If you were blindfolded, put in a time machine and dropped off at Winnipeg Stadium when it opened in 1953, you probably wouldn't know where you were.
There were only grandstands on the east and west sides of the field with no upper decks, and there was a track around the playing surface. That's all. It looked nothing like it does now.
Despite this, former Bomber quarterback great Ken Ploen is going to feel a tinge of sadness on Sunday when he sits in the stands and watches the Hamilton Tiger-Cats battle Winnipeg in the final game at the 58-year-old park.
"Well, sure," Ploen said. "I've got a lot of memories there."
Ploen arrived in Winnipeg in 1957, four years after the House That Jack Built played host to its first game. Jack, of course, was former Bombers quarterback Jack Jacobs, whose popularity led to the construction of Winnipeg Stadium because their former confines on Osborne Street were deemed too small.
While Jacobs may have had a big role in the building of Winnipeg Stadium, he played only two years there. Ploen was the first full-fledged star to grace the playing field at Polo Park, winning four Grey Cups over an 11-year career.
Ploen said even though the stadium was basically brand new when he arrived from the University of Iowa, it was still tiny compared to what he was used to in college.
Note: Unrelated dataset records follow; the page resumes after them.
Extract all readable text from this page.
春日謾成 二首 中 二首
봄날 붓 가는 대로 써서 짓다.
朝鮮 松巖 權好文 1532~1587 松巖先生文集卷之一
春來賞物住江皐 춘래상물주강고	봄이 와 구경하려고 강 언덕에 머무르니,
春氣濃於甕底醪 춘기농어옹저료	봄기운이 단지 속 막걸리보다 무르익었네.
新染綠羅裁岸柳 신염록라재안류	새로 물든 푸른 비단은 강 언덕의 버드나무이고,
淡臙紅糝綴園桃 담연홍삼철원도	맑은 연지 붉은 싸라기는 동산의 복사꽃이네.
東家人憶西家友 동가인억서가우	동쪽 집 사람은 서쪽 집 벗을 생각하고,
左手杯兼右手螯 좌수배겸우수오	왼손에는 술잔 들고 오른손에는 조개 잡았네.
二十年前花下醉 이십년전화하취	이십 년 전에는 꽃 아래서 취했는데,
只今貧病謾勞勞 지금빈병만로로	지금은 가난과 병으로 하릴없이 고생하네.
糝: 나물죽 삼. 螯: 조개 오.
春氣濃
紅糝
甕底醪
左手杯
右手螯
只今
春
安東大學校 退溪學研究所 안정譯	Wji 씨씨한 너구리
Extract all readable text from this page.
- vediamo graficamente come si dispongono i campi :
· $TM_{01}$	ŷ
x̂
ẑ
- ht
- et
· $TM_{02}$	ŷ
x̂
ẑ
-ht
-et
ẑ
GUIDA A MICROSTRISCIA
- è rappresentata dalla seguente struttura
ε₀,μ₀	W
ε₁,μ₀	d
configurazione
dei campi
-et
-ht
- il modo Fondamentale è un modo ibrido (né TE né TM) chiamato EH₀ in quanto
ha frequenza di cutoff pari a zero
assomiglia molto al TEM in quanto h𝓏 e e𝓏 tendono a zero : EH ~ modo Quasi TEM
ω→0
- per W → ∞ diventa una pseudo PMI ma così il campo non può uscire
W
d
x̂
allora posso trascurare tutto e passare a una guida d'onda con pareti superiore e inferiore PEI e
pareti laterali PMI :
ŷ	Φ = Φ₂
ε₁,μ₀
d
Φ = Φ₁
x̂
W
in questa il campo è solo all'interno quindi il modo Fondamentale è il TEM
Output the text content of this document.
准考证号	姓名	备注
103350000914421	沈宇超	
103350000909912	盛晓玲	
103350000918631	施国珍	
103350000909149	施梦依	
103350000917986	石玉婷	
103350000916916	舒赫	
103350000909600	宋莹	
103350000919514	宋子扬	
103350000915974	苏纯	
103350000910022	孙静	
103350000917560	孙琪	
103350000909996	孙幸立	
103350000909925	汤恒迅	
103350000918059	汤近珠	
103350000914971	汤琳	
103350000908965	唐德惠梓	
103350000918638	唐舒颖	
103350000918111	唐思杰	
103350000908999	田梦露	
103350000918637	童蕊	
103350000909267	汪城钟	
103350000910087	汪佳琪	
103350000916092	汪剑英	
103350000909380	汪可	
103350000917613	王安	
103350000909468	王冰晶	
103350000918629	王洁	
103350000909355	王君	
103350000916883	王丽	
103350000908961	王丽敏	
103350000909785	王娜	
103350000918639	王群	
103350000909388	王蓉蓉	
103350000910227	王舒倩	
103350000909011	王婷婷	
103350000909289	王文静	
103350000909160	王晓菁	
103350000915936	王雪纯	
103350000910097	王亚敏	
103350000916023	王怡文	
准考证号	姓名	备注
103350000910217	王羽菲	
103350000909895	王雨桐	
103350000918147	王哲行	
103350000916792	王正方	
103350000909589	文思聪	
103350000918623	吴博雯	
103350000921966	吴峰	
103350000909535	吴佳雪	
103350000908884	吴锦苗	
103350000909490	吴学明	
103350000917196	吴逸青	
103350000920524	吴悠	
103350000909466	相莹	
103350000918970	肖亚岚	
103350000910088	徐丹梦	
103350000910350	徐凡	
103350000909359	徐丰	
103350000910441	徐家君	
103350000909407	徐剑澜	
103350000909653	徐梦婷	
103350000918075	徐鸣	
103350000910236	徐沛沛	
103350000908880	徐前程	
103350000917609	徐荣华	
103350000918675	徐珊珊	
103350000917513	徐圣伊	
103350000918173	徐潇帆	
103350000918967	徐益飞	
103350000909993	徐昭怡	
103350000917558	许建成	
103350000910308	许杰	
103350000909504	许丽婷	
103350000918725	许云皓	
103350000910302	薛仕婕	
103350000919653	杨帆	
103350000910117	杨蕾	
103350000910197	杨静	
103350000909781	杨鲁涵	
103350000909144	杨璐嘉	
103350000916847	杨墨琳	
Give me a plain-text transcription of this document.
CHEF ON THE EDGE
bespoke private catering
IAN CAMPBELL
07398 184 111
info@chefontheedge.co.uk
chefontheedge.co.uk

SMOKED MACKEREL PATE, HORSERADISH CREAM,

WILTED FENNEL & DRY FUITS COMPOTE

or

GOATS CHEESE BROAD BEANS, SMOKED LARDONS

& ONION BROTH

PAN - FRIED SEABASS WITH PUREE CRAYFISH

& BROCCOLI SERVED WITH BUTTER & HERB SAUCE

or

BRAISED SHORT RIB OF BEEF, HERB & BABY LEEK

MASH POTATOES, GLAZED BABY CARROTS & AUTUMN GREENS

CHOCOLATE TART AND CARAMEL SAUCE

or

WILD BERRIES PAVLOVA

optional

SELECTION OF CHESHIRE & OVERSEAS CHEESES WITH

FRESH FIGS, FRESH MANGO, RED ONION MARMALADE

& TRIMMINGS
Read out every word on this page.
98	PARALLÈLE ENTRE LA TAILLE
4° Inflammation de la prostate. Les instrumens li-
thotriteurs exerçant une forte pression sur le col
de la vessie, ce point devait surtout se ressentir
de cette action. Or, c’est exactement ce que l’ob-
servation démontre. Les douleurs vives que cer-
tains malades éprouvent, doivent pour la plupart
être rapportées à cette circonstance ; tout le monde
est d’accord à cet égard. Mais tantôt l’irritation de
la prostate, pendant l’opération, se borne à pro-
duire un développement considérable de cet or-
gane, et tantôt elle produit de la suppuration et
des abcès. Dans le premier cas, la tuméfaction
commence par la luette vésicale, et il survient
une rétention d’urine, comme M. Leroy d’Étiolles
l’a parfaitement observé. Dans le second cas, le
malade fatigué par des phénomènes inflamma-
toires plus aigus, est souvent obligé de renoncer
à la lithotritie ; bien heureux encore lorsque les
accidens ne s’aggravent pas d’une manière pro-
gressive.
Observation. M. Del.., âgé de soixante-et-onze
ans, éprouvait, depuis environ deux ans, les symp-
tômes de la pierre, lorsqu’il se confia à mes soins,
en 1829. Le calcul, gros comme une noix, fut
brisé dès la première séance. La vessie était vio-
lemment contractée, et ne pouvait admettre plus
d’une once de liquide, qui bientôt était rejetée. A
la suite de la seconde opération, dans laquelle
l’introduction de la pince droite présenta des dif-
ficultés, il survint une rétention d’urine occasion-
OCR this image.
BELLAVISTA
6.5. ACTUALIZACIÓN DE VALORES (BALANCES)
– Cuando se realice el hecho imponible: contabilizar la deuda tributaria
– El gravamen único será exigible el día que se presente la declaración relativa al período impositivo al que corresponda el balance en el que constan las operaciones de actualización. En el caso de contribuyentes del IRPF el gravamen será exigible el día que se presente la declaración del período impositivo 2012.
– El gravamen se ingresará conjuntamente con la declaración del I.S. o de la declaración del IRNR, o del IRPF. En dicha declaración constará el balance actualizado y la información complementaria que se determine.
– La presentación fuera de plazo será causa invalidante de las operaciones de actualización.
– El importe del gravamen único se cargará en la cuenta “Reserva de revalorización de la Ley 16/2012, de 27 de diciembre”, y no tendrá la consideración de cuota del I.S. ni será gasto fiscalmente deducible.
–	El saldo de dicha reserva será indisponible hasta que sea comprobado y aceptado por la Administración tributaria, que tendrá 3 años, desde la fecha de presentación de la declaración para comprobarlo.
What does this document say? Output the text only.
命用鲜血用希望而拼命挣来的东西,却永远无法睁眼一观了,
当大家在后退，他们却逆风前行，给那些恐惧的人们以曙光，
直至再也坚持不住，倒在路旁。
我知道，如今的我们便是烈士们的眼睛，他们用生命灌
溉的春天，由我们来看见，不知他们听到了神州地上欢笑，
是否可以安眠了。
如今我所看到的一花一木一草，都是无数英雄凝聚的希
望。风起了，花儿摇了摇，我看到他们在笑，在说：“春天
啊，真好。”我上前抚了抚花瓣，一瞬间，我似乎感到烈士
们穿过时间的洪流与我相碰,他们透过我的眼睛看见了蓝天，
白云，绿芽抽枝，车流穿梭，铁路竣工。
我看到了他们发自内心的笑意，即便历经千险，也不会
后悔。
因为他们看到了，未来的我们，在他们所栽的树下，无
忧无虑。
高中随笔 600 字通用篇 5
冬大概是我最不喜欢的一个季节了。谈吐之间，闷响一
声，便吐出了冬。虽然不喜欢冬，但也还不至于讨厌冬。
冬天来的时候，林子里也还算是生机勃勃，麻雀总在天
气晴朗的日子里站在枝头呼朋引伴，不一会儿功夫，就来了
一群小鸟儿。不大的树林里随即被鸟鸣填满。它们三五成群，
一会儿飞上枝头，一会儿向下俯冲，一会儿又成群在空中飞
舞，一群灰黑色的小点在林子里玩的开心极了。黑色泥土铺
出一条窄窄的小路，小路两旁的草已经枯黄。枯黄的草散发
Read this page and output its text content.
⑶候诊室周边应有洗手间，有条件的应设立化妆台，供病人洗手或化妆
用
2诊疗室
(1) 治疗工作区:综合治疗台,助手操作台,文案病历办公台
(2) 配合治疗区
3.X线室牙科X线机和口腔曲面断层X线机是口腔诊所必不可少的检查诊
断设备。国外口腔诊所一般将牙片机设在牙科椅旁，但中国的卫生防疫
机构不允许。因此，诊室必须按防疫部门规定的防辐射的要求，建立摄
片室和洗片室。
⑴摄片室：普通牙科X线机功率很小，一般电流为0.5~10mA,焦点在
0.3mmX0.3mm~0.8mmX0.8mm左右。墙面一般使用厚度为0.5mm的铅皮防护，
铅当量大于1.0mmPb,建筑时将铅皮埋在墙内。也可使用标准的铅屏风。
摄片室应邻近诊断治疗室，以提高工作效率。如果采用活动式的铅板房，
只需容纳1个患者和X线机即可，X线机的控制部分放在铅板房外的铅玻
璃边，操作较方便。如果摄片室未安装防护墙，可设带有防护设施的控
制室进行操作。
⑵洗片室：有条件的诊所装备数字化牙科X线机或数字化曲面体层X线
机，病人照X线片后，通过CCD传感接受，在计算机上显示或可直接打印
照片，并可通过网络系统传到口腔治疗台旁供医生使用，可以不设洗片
"It was a nice facility and everything, but my God, I came out of Iowa and the Big Ten and the Rose Bowl and 100,000-seat stadiums," Ploen said. "It was a good stadium. I loved playing there. And that upper deck, when they put it on, it made it a very nice place."
Bob Cameron, who played more games at the stadium than anyone, actually punted on the field for the first time as a member of the Ottawa Rough Riders in 1978, the year the upper deck was put on the east side grandstand.
"It was brand new. Wow. It was a nice stadium. I'll never forget that," Cameron said. "I thought it was pretty cool. It was a beautiful stadium back in those days. I thought wow, this is big time playing here."
The Rough Riders cut him the next day, but two years later he began a 23-year career in Blue and Gold. Maybe Cameron spent too much time on Maroons Road, because he doesn't have as much of an affinity for the place as he did back in 1978.
"I wish I could say so, but maybe it's the business I'm in -- knocking down old pieces of crap and trying to fix them," said Cameron, who is in the construction and restoration business. "I'd rather knock them right to the ground and build brand new.
"I don't have a whole lot of feelings for the stadium, honestly. It's the players that you're with and the fans and all that stuff. It's talking about the games and not really the stadium itself. If it was an unbelievable architectural feat for its day, it would be a different story."
Like Ploen, Cameron will remember the games instead of the stadium itself. Ploen will always remember the matches that propelled them to the Grey Cup. Cameron will as well, but he will also recall the quirky contests as well. Like the time the field size was reduced because it was covered in ice and he had to kick converts in the opposite direction, from the end zones onto the field. Or the the time and exhibition contest delayed by a massive rain storm that was so intense the benches were floating.
"This thing is a bunch of steel and concrete, but it has great memories there," Cameron said. "When you go by it, you can't not think of the memories that we all have for the games that were played in there."
The stadium will even have a place in current Bomber quarterback Buck Pierce's heart. He won his only Grey Cup there in 2006, and his career was reborn on the Polo Park grounds over the last two seasons.
"That's always going to mean a lot to me," Pierce said.